Depuis le début de la décennie, la tendance globale est à la hausse sur les marchés boursiers, tout particulièrement aux Etats-Unis où l’indice phare de la Bourse de New York atteint de jour en jour de nouveaux sommets. La hausse va-t-elle se poursuivre ou doit-on s’attendre à une correction, voire à un retournement de tendance ?

En cette fin d’année 2017, les niveaux records enregistrés par Wall Street peuvent s’expliquer par les signaux positifs concernant les perspectives de croissance, la dynamique de la consommation des ménages, l’investissement des entreprises, les exportations ou encore la situation sur le marché du travail. La Réserve fédérale poursuit en outre son mouvement progressif de resserrement de la politique monétaire, signe d’une confiance dans l’économie américaine. De tels signaux tirent à la hausse les marchés, une croissance soutenue rendant les investisseurs confiants en termes de valorisation de leurs actifs.

Ces signaux ne doivent cependant pas occulter le fait que les taux restent très bas, conduisant à un endettement massif, et que l’inflation tend à stagner à des niveaux inférieurs à la cible visée. Ils ne doivent pas non plus cacher l’importante hétérogénéité observée au niveau mondial. Si les perspectives concernant les Etats-Unis et l’Europe sont certes favorables, les signes de la reprise économique ne sont pas à entrevoir pour tous, en particulier pour nombre de pays émergents et en développement.

Prise de conscience

L’envolée des marchés suggère que ceux-ci se focalisent sur la combinaison croissance soutenue / taux bas / inflation faible, synonyme de goût pour le risque des investisseurs. Toutefois, les corrections observées ces derniers jours pourraient refléter une prise de conscience que les perspectives de croissance, au niveau mondial, ne sont peut-être pas si «au vert» que cela.

Un autre facteur ne doit pas être négligé, celui des incertitudes soulevées par la politique de Donald Trump qui ne cessent de s’amplifier. Comment s’effectuera le financement de la réduction annoncée des impôts, ou encore du vaste programme d’infrastructures envisagé, si ce n’est par un recours massif aux capitaux étrangers creusant le déficit budgétaire ? A cela s’ajoute la dimension géopolitique, les tensions avec la Corée du Nord contribuant au climat d’incertitude.

Le spectre d’un retournement n’est pas à exclure

Au total, la situation actuelle est complexe en ce sens qu’elle mêle plusieurs facteurs pouvant jouer en sens contraire : incertitudes politiques et géopolitiques (n’engendrant toutefois pas de volatilité excessive), perspectives de croissance favorables, inflation peu élevée (signe de crédibilité de la politique monétaire), bas niveaux des taux d’intérêt (encourageant l’endettement des agents) et abondance de liquidités dans l’économie. Ce cocktail comporte des ingrédients à même de mettre un terme à l’euphorie des marchés, via une sensibilité accrue à toute modification du contexte économique et monétaire.

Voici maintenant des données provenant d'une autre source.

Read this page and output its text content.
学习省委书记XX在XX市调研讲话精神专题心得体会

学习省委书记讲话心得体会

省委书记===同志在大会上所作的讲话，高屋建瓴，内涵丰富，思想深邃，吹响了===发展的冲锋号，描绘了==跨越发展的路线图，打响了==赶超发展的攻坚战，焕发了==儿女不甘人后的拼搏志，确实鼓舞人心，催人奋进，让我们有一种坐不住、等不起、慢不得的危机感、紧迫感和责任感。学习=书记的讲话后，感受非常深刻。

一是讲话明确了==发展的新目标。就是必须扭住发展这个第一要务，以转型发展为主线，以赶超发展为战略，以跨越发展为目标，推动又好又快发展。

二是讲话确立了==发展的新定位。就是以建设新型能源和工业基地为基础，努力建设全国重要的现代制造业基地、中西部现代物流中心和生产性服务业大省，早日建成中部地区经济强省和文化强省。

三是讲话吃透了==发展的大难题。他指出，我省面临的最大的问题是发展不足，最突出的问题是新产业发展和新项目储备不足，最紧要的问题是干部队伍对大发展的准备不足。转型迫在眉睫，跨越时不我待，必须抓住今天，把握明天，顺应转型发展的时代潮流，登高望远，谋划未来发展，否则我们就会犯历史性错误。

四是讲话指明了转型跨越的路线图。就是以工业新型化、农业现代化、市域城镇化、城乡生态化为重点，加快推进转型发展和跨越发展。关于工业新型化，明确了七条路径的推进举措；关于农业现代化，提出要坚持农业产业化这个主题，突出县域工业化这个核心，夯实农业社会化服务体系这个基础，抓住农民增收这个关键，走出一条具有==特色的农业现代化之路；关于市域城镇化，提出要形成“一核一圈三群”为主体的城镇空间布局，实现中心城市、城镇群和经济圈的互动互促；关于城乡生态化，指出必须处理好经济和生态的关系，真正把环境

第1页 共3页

Le spectre d’un retournement de conjoncture lié à une reprise brutale de l’inflation, la conduite de politiques monétaires un peu moins accommodantes, ou une crise de surendettement se répercutant sur les marchés, n’est pas à exclure. Un tel renversement de tendance aurait des conséquences majeures dans la mesure où les marges de manœuvre de la politique monétaire pour y faire face sont très limitées en raison du très bas niveau des taux, situation qui pourrait ressembler à certains égards à celles connues trente, et dix ans auparavant.